Dans Qu’est-ce que l’identité, Filipe Drapeau-Comtin nous donne à lire une de ces investigations philosophiques particulièrement féconde à propos d’un terme qui pourrait bien, de prime abord, nous apparaître sans vraiment de relief mais qui, pour peu qu’on le mette à l’épreuve du travail philosophique, s’avérer particulièrement retors.
Mais précisons un peu, et commençons le plus simplement qui soit : pour compter un groupe d’objets, par exemple, on a besoin de savoir ne pas confondre deux objets distincts. Et si dans ce groupe se trouvent deux objets qui se ressemblent et que l’on qualifie de « mêmes », deux boules rouges par exemple, (dont on peut dire qu’elles partagent la propriété de la sphéricité et de la rougeur) nous devons numériquement les distinguer alors que, qualitativement, nous ne pouvons que les confondre. Le « même » aurait donc deux sens ? Ce que le comptage d’objets identiques nous montre c’est que l’identité qualitative n’implique pas l’identité numérique, mais plus étonnant, l’identité numérique n’implique pas l’identité qualitative. En effet, « L’idée que des objets pourraient être les mêmes numériquement sans l’être qualitativement est absurde […] Comment pourrais-je être dissemblable de moi-même au même moment ? » questionne l’auteur au début de son ouvrage. Et ce lien entre l’identité et le changement, Filipe Drapeau-Contim l’explore à travers l’analyse du concept de persistance, concept central à l’ontologie des personnes, tout au long de son livre.

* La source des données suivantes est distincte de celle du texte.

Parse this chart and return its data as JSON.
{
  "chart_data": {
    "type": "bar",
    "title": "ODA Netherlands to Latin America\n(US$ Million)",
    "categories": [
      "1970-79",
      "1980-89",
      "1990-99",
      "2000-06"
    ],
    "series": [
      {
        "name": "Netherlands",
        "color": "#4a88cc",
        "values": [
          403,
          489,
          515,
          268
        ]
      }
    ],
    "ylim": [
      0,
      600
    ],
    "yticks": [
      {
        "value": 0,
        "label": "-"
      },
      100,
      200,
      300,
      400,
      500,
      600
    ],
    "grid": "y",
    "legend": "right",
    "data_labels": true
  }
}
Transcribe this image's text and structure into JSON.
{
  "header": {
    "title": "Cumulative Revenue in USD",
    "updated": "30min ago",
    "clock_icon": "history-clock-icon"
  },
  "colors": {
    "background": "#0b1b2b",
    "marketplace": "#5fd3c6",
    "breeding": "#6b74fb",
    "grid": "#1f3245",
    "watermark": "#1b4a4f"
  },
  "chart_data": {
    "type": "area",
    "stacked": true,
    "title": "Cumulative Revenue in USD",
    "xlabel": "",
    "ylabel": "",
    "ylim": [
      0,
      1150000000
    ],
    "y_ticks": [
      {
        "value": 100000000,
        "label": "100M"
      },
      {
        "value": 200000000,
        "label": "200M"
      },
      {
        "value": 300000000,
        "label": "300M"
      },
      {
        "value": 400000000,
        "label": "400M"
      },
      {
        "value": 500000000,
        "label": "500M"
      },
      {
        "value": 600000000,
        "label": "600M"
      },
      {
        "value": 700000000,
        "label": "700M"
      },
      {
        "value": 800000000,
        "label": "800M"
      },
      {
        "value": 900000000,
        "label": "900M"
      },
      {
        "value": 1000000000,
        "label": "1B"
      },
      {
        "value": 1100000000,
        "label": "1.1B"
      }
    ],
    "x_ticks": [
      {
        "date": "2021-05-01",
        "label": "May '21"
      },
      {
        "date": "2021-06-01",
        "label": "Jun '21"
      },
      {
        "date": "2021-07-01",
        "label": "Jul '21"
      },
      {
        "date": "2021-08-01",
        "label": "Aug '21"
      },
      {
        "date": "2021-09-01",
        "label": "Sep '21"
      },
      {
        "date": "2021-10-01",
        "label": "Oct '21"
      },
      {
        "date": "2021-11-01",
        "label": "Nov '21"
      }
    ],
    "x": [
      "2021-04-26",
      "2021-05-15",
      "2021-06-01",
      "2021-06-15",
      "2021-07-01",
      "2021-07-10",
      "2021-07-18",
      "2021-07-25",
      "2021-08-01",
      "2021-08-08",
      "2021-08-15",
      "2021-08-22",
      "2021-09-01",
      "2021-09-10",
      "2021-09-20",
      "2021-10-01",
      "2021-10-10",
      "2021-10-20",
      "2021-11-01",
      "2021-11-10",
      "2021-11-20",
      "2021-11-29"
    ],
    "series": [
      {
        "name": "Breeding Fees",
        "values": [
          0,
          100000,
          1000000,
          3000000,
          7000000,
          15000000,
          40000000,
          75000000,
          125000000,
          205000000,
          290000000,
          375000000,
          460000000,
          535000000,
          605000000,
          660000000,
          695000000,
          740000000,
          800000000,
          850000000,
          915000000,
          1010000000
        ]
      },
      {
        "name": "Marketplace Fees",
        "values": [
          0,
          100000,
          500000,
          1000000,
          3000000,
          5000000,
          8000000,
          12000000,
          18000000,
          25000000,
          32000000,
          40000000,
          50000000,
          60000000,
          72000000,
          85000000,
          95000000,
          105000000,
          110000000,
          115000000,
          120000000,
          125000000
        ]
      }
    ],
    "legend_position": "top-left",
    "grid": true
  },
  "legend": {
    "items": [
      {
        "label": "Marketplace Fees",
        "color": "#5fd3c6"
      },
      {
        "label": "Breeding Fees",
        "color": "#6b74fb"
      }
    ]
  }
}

Le travail d’élucidation auquel l’auteur se livre nous entraîne vers une analyse formelle de l’identité dans laquelle les différentes propriétés (réflexivité, transitivité, indiscernabilité et nécessité) sont examinées. Les principes célèbres de Leibniz de l’identité des indiscernables et de l’indiscernabilité des identiques, y sont alors clairement exposés. Mais ce que met en évidence l’analyse logique de ces principes est le besoin d’une métaphysique des propriétés. En effet, doit-on appliquer les principes leibniziens à des propriétés comme être le mari de Xanthippe ou occuper une certaine région de l’espace ? L’indiscernabilité à l’égard de toutes les propriétés conduirait à un tour de passe-passe trivial (si a possède toutes les propriétés de b, alors a est identique à b) et si, pour éviter cette trivialisation, l’on adoptait une attitude contraignante à l’égard des propriétés, comme n’accepter que les propriétés qualitatives au sens strict, alors certes on pourrait admettre qu’il soit vrai qu’il n’y a pas deux objets indiscernables dans le monde actuel, mais cela nous imposerait d’affirmer qu’il est métaphysiquement impossible qu’il y en ait – et une telle affirmation n’est pas vraiment défendable. Ce « double échec » nous montre, selon F. Drapeau-Contim, qu’il est vain de vouloir chercher à définir l’identité. Mais nous pouvons néanmoins utiliser deux de ses propriétés logiques, la transitivité et l’indiscernabilité et l’appliquer comme norme dans l’épineux problème de la persistance.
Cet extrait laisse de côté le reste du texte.